O ‘realismo mágico’ em Cem anos…

Numa breve alusão ao carácter encantatório do registo de Cem anos…, elucide-se que a prática ficcional de apresentar os grandes temas sociais envolvidos numa aura onírica, condimentados com os traços fantasiosos das superstições, das lendas e mitos arquetípicos, se denomina, genericamente, por ‘realismo mágico’.
Esta feição mais ‘fantástica’ de uma literatura de carácter ainda assim social e denunciadora da condição humana em certas comunidades, sobretudo praticada pelos autores latino-americanos (Marquez, Jorge Luís Borges, Cortázar), conquistou grande popularidade na segunda metade do século passado, contaminando gerações sucessivas de autores de diferentes latitudes, entre eles, Gunter Grass, Italo Calvino e Salmon Rushdie. (Remetemos para a obra Fantasia para Dois Coronéis e uma Piscina, de Mário de Carvalho, já lida no nosso ‘clube’, como exemplo de um romance português tocado pela técnica ficcional em causa).
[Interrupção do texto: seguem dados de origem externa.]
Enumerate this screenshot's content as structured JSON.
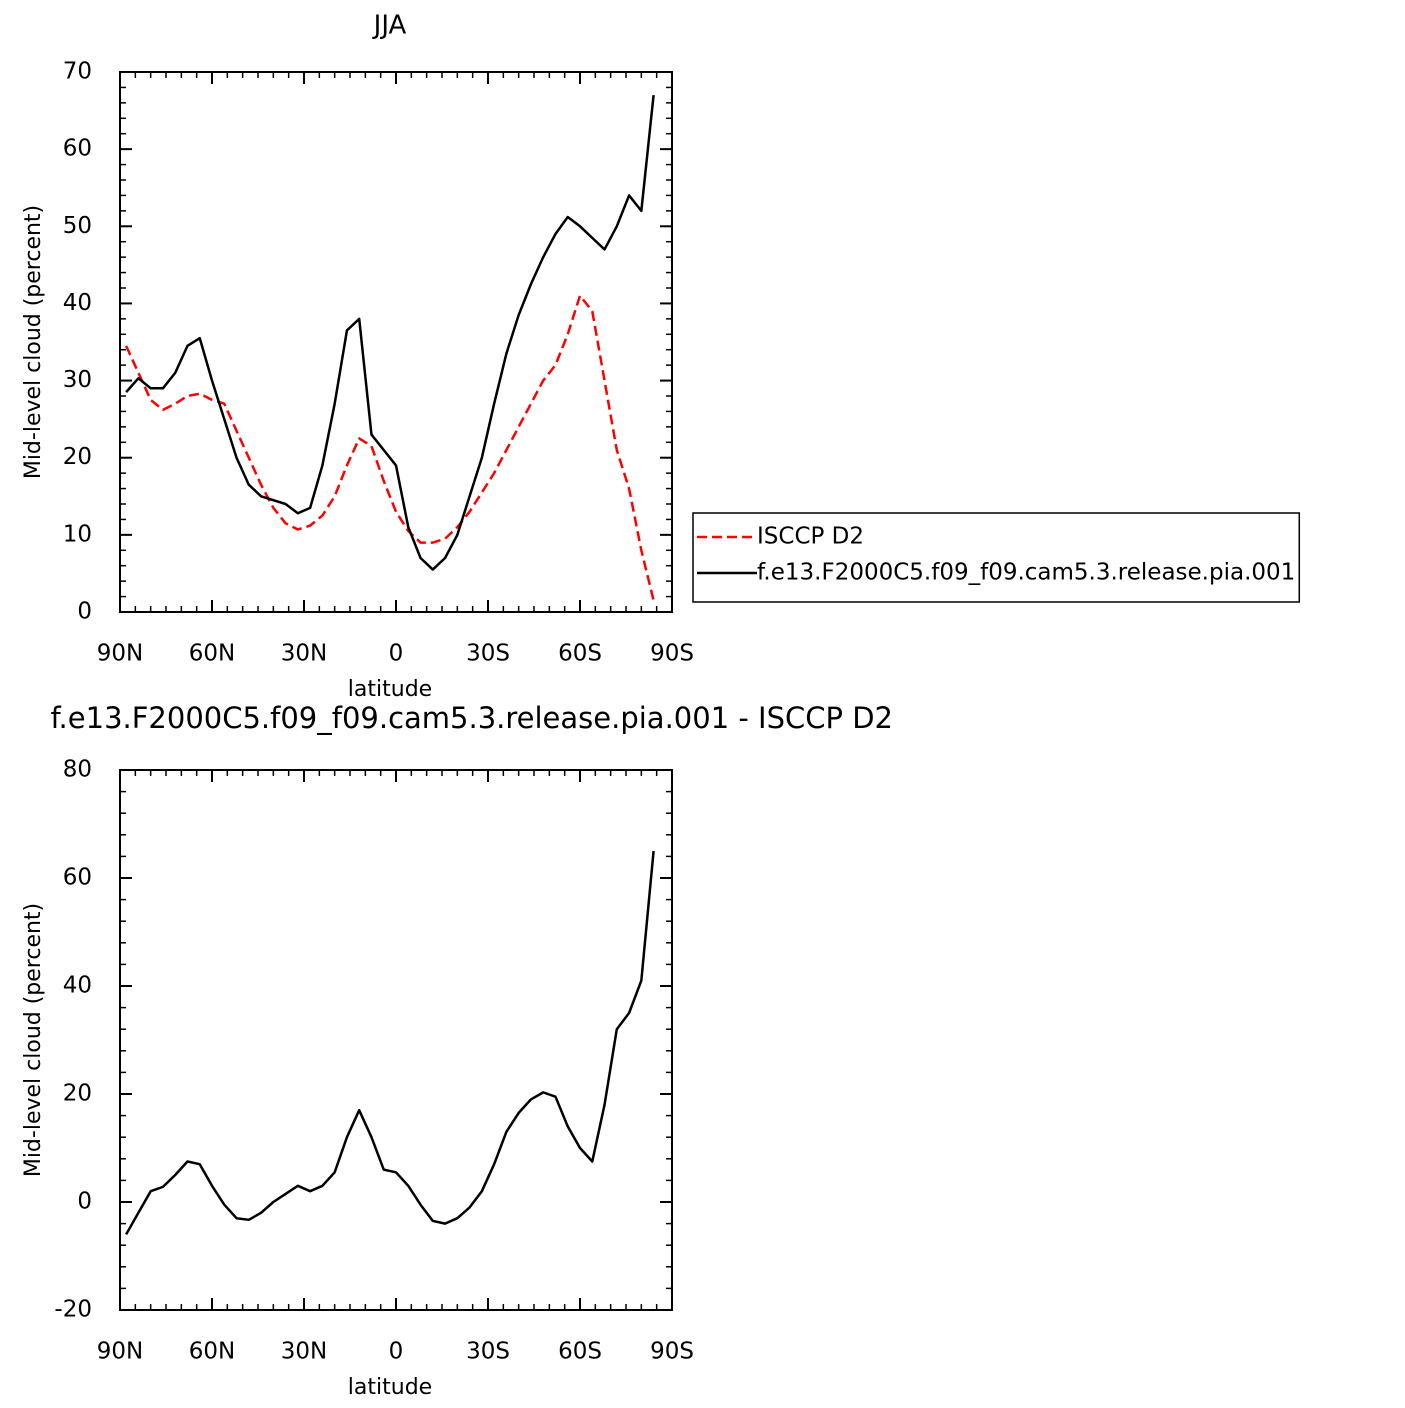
{
  "chart_data": [
    {
      "type": "line",
      "title": "JJA",
      "xlabel": "latitude",
      "ylabel": "Mid-level cloud (percent)",
      "x": [
        88,
        84,
        80,
        76,
        72,
        68,
        64,
        60,
        56,
        52,
        48,
        44,
        40,
        36,
        32,
        28,
        24,
        20,
        16,
        12,
        8,
        4,
        0,
        -4,
        -8,
        -12,
        -16,
        -20,
        -24,
        -28,
        -32,
        -36,
        -40,
        -44,
        -48,
        -52,
        -56,
        -60,
        -64,
        -68,
        -72,
        -76,
        -80,
        -84
      ],
      "xlim": [
        90,
        -90
      ],
      "xticks": [
        {
          "value": 90,
          "label": "90N"
        },
        {
          "value": 60,
          "label": "60N"
        },
        {
          "value": 30,
          "label": "30N"
        },
        0,
        {
          "value": -30,
          "label": "30S"
        },
        {
          "value": -60,
          "label": "60S"
        },
        {
          "value": -90,
          "label": "90S"
        }
      ],
      "ylim": [
        0,
        70
      ],
      "yticks": [
        0,
        10,
        20,
        30,
        40,
        50,
        60,
        70
      ],
      "legend": "right",
      "series": [
        {
          "name": "ISCCP D2",
          "color": "#ff0000",
          "linestyle": "dashed",
          "values": [
            34.5,
            31,
            27.5,
            26.2,
            27,
            28,
            28.3,
            27.5,
            27,
            23.5,
            20,
            16.5,
            13.5,
            11.5,
            10.7,
            11.2,
            12.5,
            15,
            19,
            22.5,
            21.5,
            17,
            13,
            10.5,
            9,
            9,
            9.5,
            11,
            13,
            15.5,
            18,
            21,
            24,
            27,
            30,
            32,
            36,
            41,
            39,
            30,
            21,
            16,
            8,
            1.5
          ]
        },
        {
          "name": "f.e13.F2000C5.f09_f09.cam5.3.release.pia.001",
          "color": "#000000",
          "linestyle": "solid",
          "values": [
            28.5,
            30.3,
            29,
            29,
            31,
            34.5,
            35.5,
            30,
            25,
            20,
            16.5,
            15,
            14.5,
            14,
            12.8,
            13.5,
            19,
            27,
            36.5,
            38,
            23,
            21,
            19,
            11,
            7,
            5.5,
            7,
            10,
            15,
            20,
            27,
            33.5,
            38.5,
            42.5,
            46,
            49,
            51.2,
            50,
            48.5,
            47,
            50,
            54,
            52,
            67
          ]
        }
      ]
    },
    {
      "type": "line",
      "title": "f.e13.F2000C5.f09_f09.cam5.3.release.pia.001 - ISCCP D2",
      "xlabel": "latitude",
      "ylabel": "Mid-level cloud (percent)",
      "x": [
        88,
        84,
        80,
        76,
        72,
        68,
        64,
        60,
        56,
        52,
        48,
        44,
        40,
        36,
        32,
        28,
        24,
        20,
        16,
        12,
        8,
        4,
        0,
        -4,
        -8,
        -12,
        -16,
        -20,
        -24,
        -28,
        -32,
        -36,
        -40,
        -44,
        -48,
        -52,
        -56,
        -60,
        -64,
        -68,
        -72,
        -76,
        -80,
        -84
      ],
      "xlim": [
        90,
        -90
      ],
      "xticks": [
        {
          "value": 90,
          "label": "90N"
        },
        {
          "value": 60,
          "label": "60N"
        },
        {
          "value": 30,
          "label": "30N"
        },
        0,
        {
          "value": -30,
          "label": "30S"
        },
        {
          "value": -60,
          "label": "60S"
        },
        {
          "value": -90,
          "label": "90S"
        }
      ],
      "ylim": [
        -20,
        80
      ],
      "yticks": [
        -20,
        0,
        20,
        40,
        60,
        80
      ],
      "color": "#000000",
      "values": [
        -6,
        -2,
        2,
        2.8,
        5,
        7.5,
        7,
        3,
        -0.5,
        -3,
        -3.3,
        -2,
        0,
        1.5,
        3,
        2,
        3,
        5.5,
        12,
        17,
        12,
        6,
        5.5,
        3,
        -0.5,
        -3.5,
        -4,
        -3,
        -1,
        2,
        7,
        13,
        16.5,
        19,
        20.3,
        19.5,
        14,
        10,
        7.5,
        18,
        32,
        35,
        41,
        65
      ]
    }
  ]
}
Cem anos… – um romance de amor

Foi o próprio autor que assim definiu a sua obra: «Descobri, ao acordar, que tinha maduro no coração o romance de amor que havia ansiado escrever há tantos anos», urdido pelo entrelaçar das obsessões, milagres, dramas, relações incestuosas e/ ou adúlteras, revelações e condenações da família Buendía.
Não cabe neste espaço o muito que há a comentar sobre este romance, mas não podemos deixar de destacar como elemento unificador do mesmo o efeito da circularidade do tempo: «e mais uma vez estremeceu com a confirmação de que o tempo não passa, como ela acabava de admitir, mas que andava às voltas.» (p. 265)
A sensação de circularidade temporal, corroborada pelo constante fazer e desfazer dos peixes de ouro do Coronel Aureliano ou do bordado de Amaranta - «Poderia dizer-se que bordava de dia e desbordava durante a noite, e não na esperança de, dessa maneira, derrotar a solidão, mas sim exactamente o contrário, para a manter» (p. 207) - (num esforço a lembrar o de Penélope), acaba por conceder à obra um halo de intemporalidade que a distingue com a representação do mito e da história, da tragédia e do amor de toda a humanidade.


Nota bibliográfica: Márquez, Gabriel García. (2000). Cem Anos de Solidão. 15ª. edição. Lisboa: Publicações Dom Quixote.